Towards General-Purpose Model-Free Reinforcement Learning
Scott Fujimoto, Pierluca D'Oro, Amy Zhang, Yuandong Tian, Michael Rabbat
TL;DR
This paper addresses the challenge of creating a truly general-purpose reinforcement learning algorithm. It introduces MR.Q, a model-free method that leverages model-based representations by learning state and state-action embeddings $\mathbf{z}_s$ and $\mathbf{z}_{sa}$ to induce an approximately linear relationship with the value function, while still using nonlinear value estimation $\hat{Q}(\mathbf{z}_{sa})$. The encoder, dynamics predictor, and reward/terminal losses are trained end-to-end with target networks, multi-step returns, and TD3-style value updates, enabling a single hyperparameter set to cover diverse tasks.

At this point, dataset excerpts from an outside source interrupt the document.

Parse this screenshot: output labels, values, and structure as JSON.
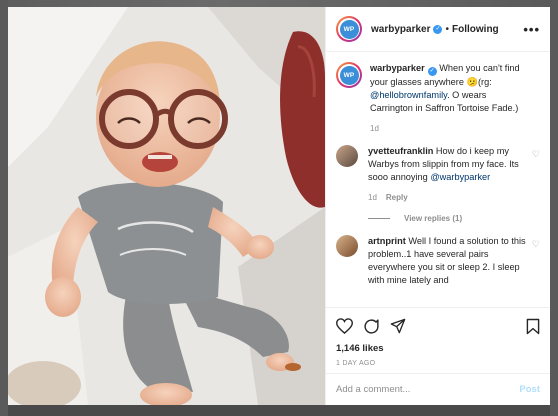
{
  "post": {
    "author": "warbyparker",
    "avatar_text": "WP",
    "follow_state": "Following",
    "more_label": "•••"
  },
  "comments": [
    {
      "user": "warbyparker",
      "parts": [
        "When you can't find your glasses anywhere ",
        "🫤",
        "(rg: ",
        "@hellobrownfamily",
        ". O wears Carrington in Saffron Tortoise Fade.)"
      ],
      "time": "1d",
      "verified": true
    },
    {
      "user": "yvetteufranklin",
      "text": "How do i keep my Warbys from slippin from my face. Its sooo annoying ",
      "mention": "@warbyparker",
      "time": "1d",
      "reply_label": "Reply",
      "view_replies": "View replies (1)"
    },
    {
      "user": "artnprint",
      "text": "Well I found a solution to this problem..1 have several pairs everywhere you sit or sleep 2. I sleep with mine lately and"
    }
  ],
  "actions": {
    "likes": "1,146 likes",
    "date": "1 DAY AGO"
  },
  "add_comment": {
    "placeholder": "Add a comment...",
    "post_label": "Post"
  },
  "colors": {
    "verified": "#3897f0",
    "mention": "#00376b",
    "post_disabled": "#b2dffc"
  }
}
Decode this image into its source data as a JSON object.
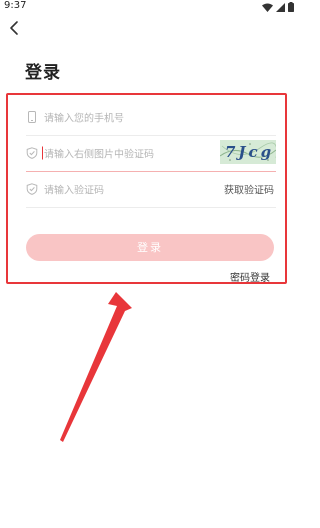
{
  "status_bar": {
    "time": "9:37"
  },
  "header": {
    "title": "登录"
  },
  "form": {
    "phone_placeholder": "请输入您的手机号",
    "captcha_placeholder": "请输入右侧图片中验证码",
    "captcha_image_text": "7Jcg",
    "sms_placeholder": "请输入验证码",
    "get_code_label": "获取验证码",
    "login_button_label": "登录",
    "password_login_label": "密码登录"
  },
  "colors": {
    "accent": "#e8363a",
    "button_disabled": "#f9c5c5"
  },
  "icons": {
    "back": "chevron-left-icon",
    "phone": "phone-icon",
    "shield": "shield-check-icon"
  }
}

Empirically, MR.Q achieves competitive performance across Gym Locomotion, DMC, and Atari benchmarks with faster training and fewer parameters than typical model-based methods, illustrating the potential of dynamics-informed representations for general-purpose model-free RL. The results also reveal that universality across benchmarks remains challenging, motivating further work on robust representation learning and broader evaluation.
Abstract
Reinforcement learning (RL) promises a framework for near-universal problem-solving. In practice however, RL algorithms are often tailored to specific benchmarks, relying on carefully tuned hyperparameters and algorithmic choices. Recently, powerful model-based RL methods have shown impressive general results across benchmarks but come at the cost of increased complexity and slow run times, limiting their broader applicability. In this paper, we attempt to find a unifying model-free deep RL algorithm that can address a diverse class of domains and problem settings. To achieve this, we leverage model-based representations that approximately linearize the value function, taking advantage of the denser task objectives used by model-based RL while avoiding the costs associated with planning or simulated trajectories. We evaluate our algorithm, MR.Q, on a variety of common RL benchmarks with a single set of hyperparameters and show a competitive performance against domain-specific and general baselines, providing a concrete step towards building general-purpose model-free deep RL algorithms.